Nossa vitória foi igualmente possibilitada, convém admitir, pelos sucessivos deslizes de Emilia Pérez. Considerado favorito absoluto há oito meses, ele sofreu com falas nada diplomáticas do diretor Jacques Audiard e, depois, com a descoberta de uma série de publicações ofensivas da atriz Karla Sofía Gascón nas redes sociais. Ela tentou consertar a situação sozinha, organizando uma entrevista sem o aval dos estrategistas da campanha.

Aprofundou o buraco, tornando-se persona non grata da indústria. A Netflix a retirou dos cartazes e limitou o incentivo financeiro às premiações. Na cerimônia do Oscar, as câmeras ocultaram ao máximo o rosto da atriz, privilegiando trechos do filme em que ela não figurava.

Novos olhares ao musical de máfia apontaram uma visão xenofóbica, colonialista e transfóbica por parte dos criadores. Aos olhos internacionais, o favorito, com 13 indicações, estragou-se.

Esta somatória particular de condições favoráveis a Ainda Estou Aqui, e desfavoráveis aos seus principais adversários, permitiu que o Brasil enfim se unisse a Argentina, Chile, México e África do Sul, para citar outros países que já haviam conquistado a sua estatueta de filme internacional. Sobretudo, o prêmio ajudará o brasileiro a olhar com mais carinho e atenção à própria cinematografia. Quem sabe, servirá a ilustrar, aos ministérios e secretarias, a importância de investimento em toda a cadeia do cinema: da criação à produção, além de distribuição e exibição.
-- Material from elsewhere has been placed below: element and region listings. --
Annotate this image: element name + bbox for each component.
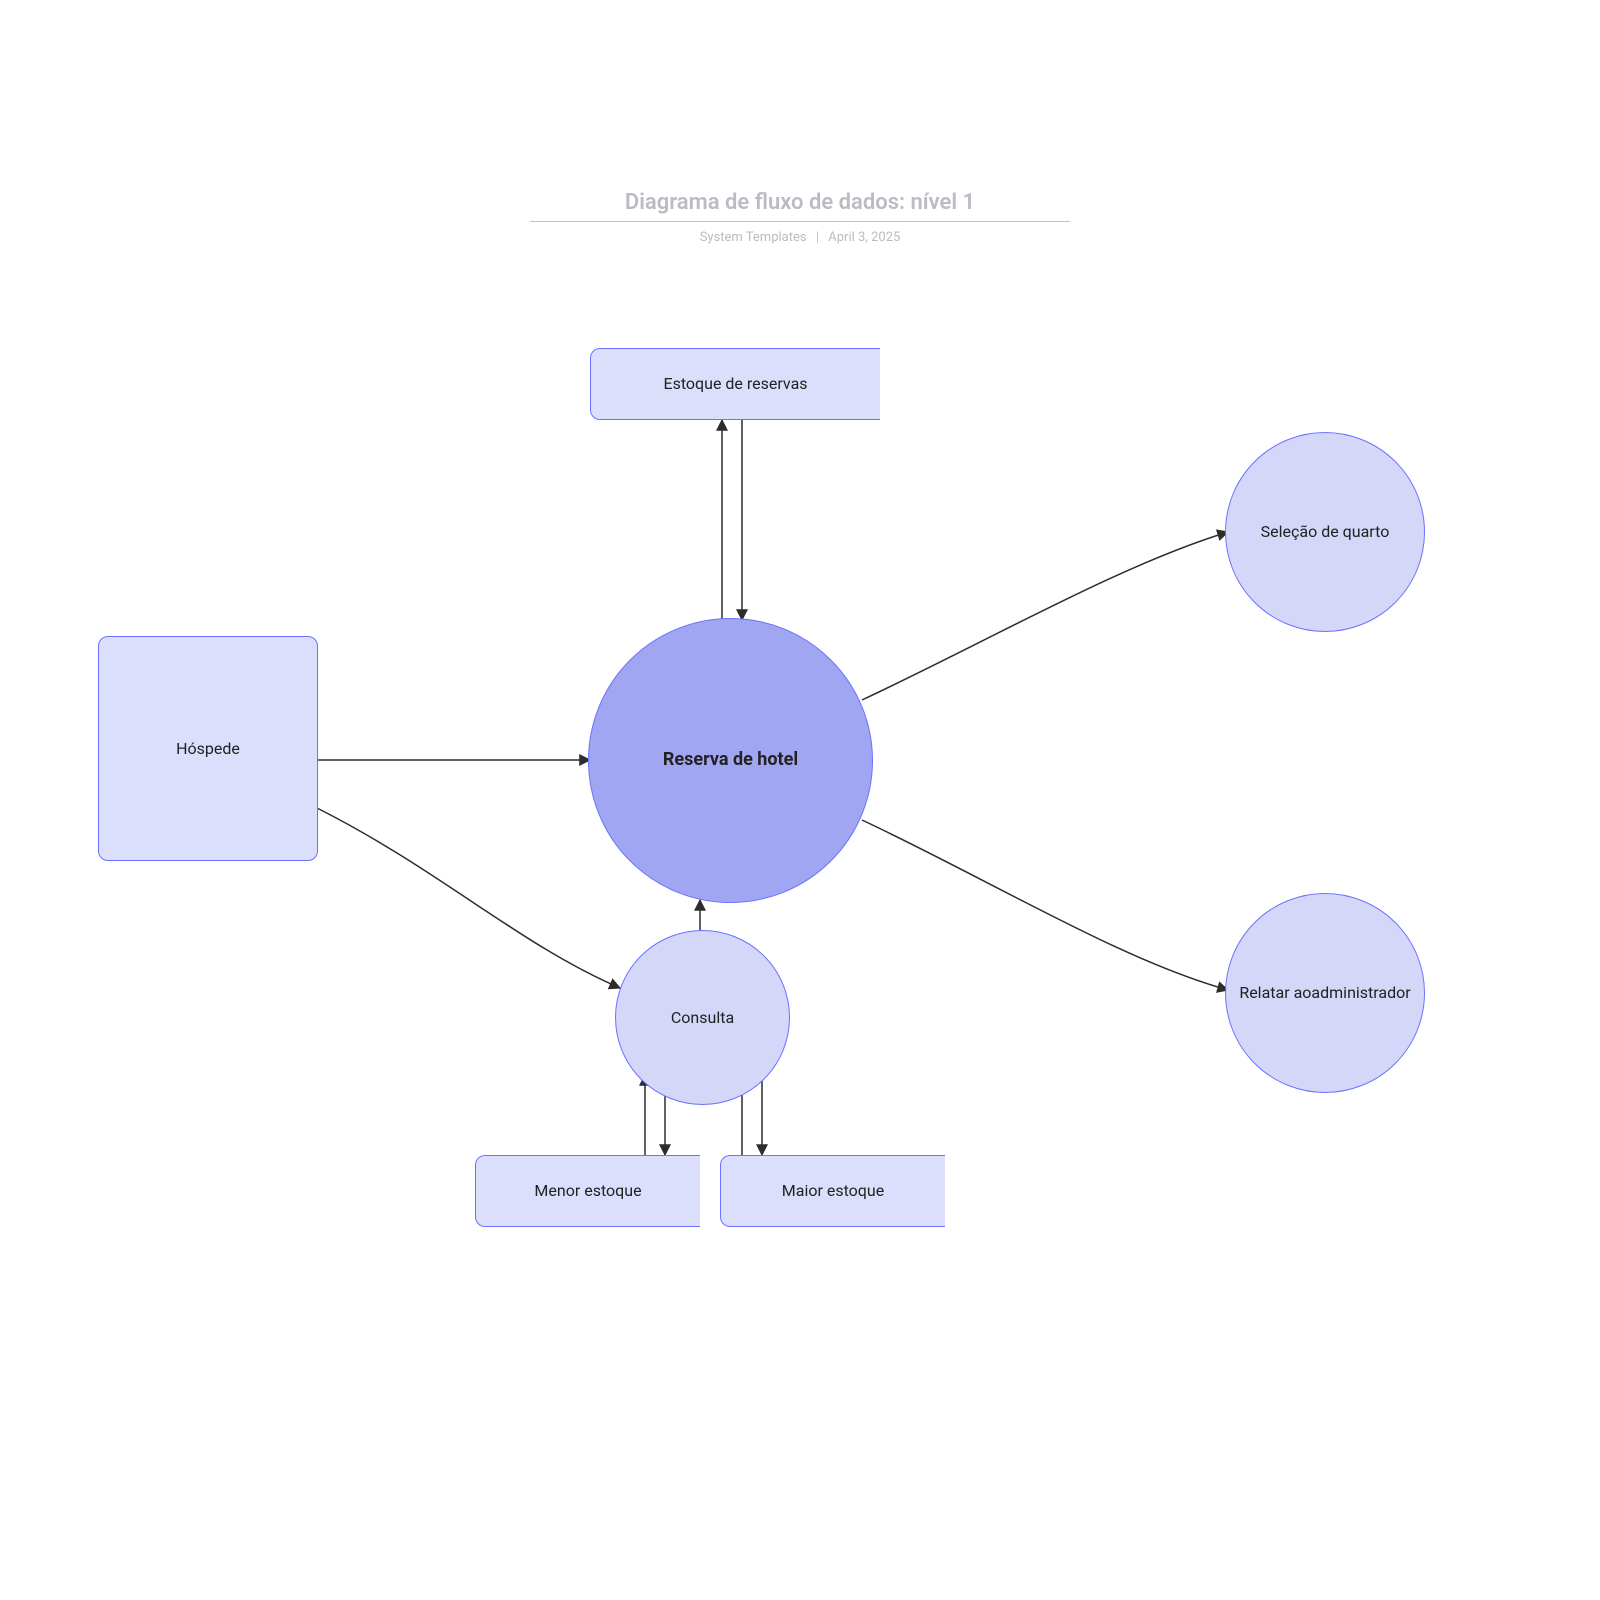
node-label: Consulta [671, 1008, 734, 1028]
node-label-line1: Relatar ao [1239, 983, 1311, 1003]
node-label-line2: administrador [1311, 983, 1410, 1003]
edge-hotel-to-report [862, 820, 1228, 990]
diagram-canvas: Diagrama de fluxo de dados: nível 1 Syst… [0, 0, 1600, 1600]
title-underline [530, 221, 1070, 222]
subtitle-source: System Templates [700, 230, 807, 245]
subtitle-date: April 3, 2025 [828, 230, 900, 245]
node-room-selection[interactable]: Seleção de quarto [1225, 432, 1425, 632]
node-reservation-stock[interactable]: Estoque de reservas [590, 348, 880, 420]
node-label: Reserva de hotel [663, 749, 798, 772]
diagram-subtitle: System Templates | April 3, 2025 [0, 230, 1600, 245]
diagram-header: Diagrama de fluxo de dados: nível 1 Syst… [0, 190, 1600, 245]
node-label: Estoque de reservas [663, 374, 807, 394]
node-smaller-stock[interactable]: Menor estoque [475, 1155, 700, 1227]
node-report-admin[interactable]: Relatar ao administrador [1225, 893, 1425, 1093]
node-label: Hóspede [176, 739, 240, 759]
subtitle-separator: | [816, 230, 819, 245]
diagram-title: Diagrama de fluxo de dados: nível 1 [0, 190, 1600, 215]
node-guest[interactable]: Hóspede [98, 636, 318, 861]
node-query[interactable]: Consulta [615, 930, 790, 1105]
node-label: Seleção de quarto [1261, 522, 1390, 542]
node-hotel-reservation[interactable]: Reserva de hotel [588, 618, 873, 903]
node-label: Menor estoque [534, 1181, 641, 1201]
edge-hotel-to-room [862, 532, 1228, 700]
node-larger-stock[interactable]: Maior estoque [720, 1155, 945, 1227]
edge-guest-to-query [317, 808, 620, 988]
node-label: Maior estoque [782, 1181, 884, 1201]
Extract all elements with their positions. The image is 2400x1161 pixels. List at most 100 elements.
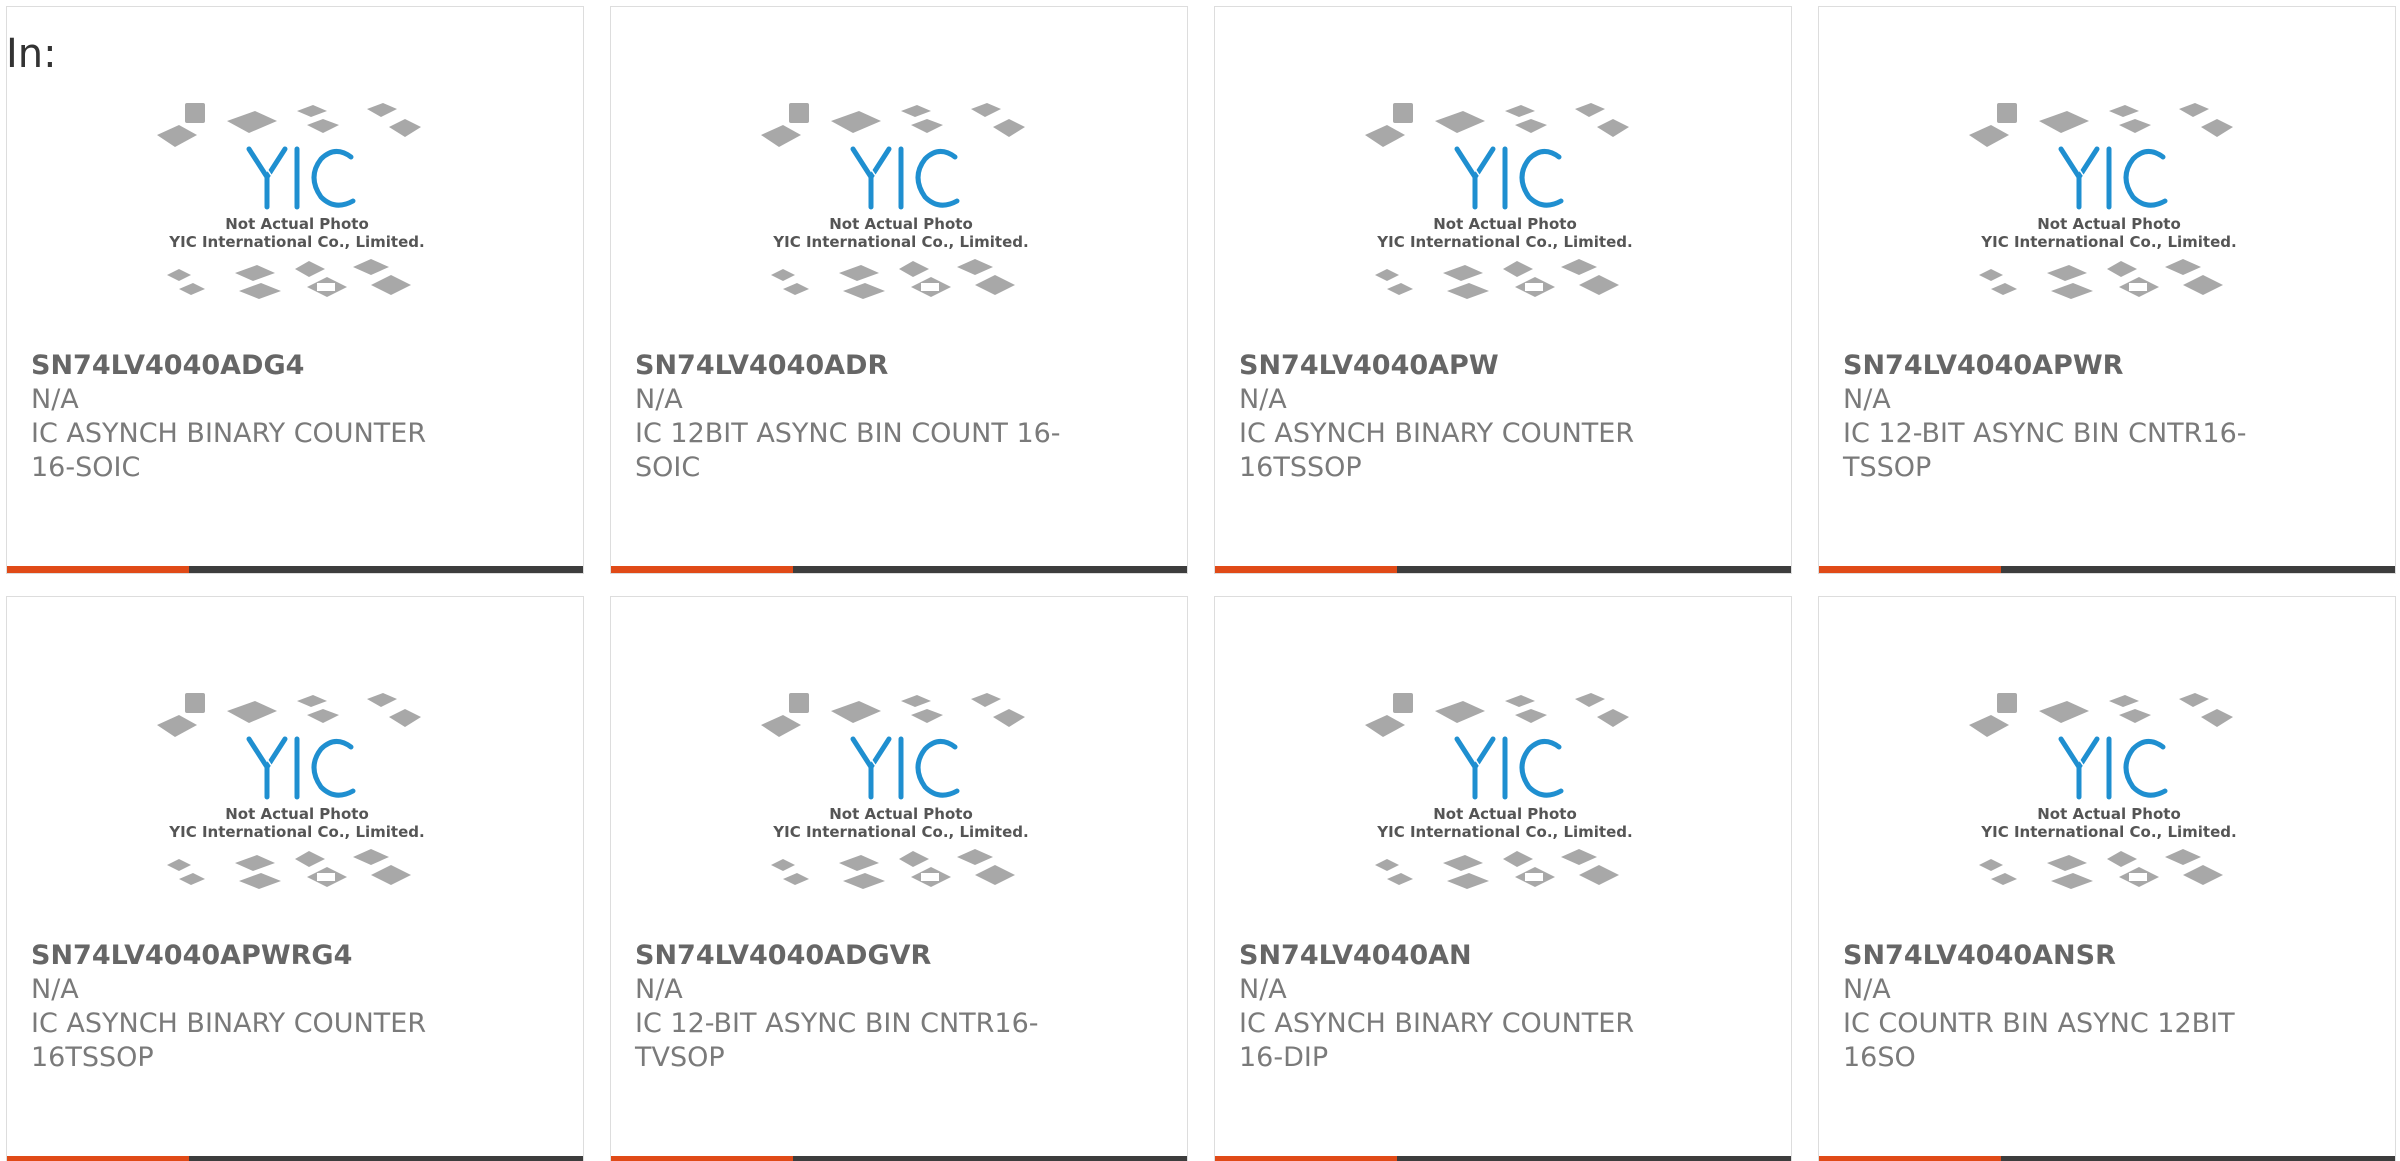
description: IC COUNTR BIN ASYNC 12BIT 16SO — [1843, 1008, 2235, 1073]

Assim como as principais indústrias fazem com suas cinematografias nacionais (o que inclui os bem-sucedidos Estados Unidos, França, Alemanha e Coreia do Sul), o dinheiro e esforço colocados no audiovisual correspondem a um investimento que surte efeitos bastante benéficos a curto e longo prazo. Os americanos estão se apaixonando ainda mais por Walter Salles, e descobrindo o trabalho da grande Fernanda Torres. Nós já os conhecíamos há décadas. O Oscar se converte em espelho da produção cultural, virado desta vez para nós mesmos. Que a alegria carnavalesca e a empolgação desta Copa do cinema nos ajudem a olhar com igual atenção para os Ainda Estou Aqui que chegarão muito em breve.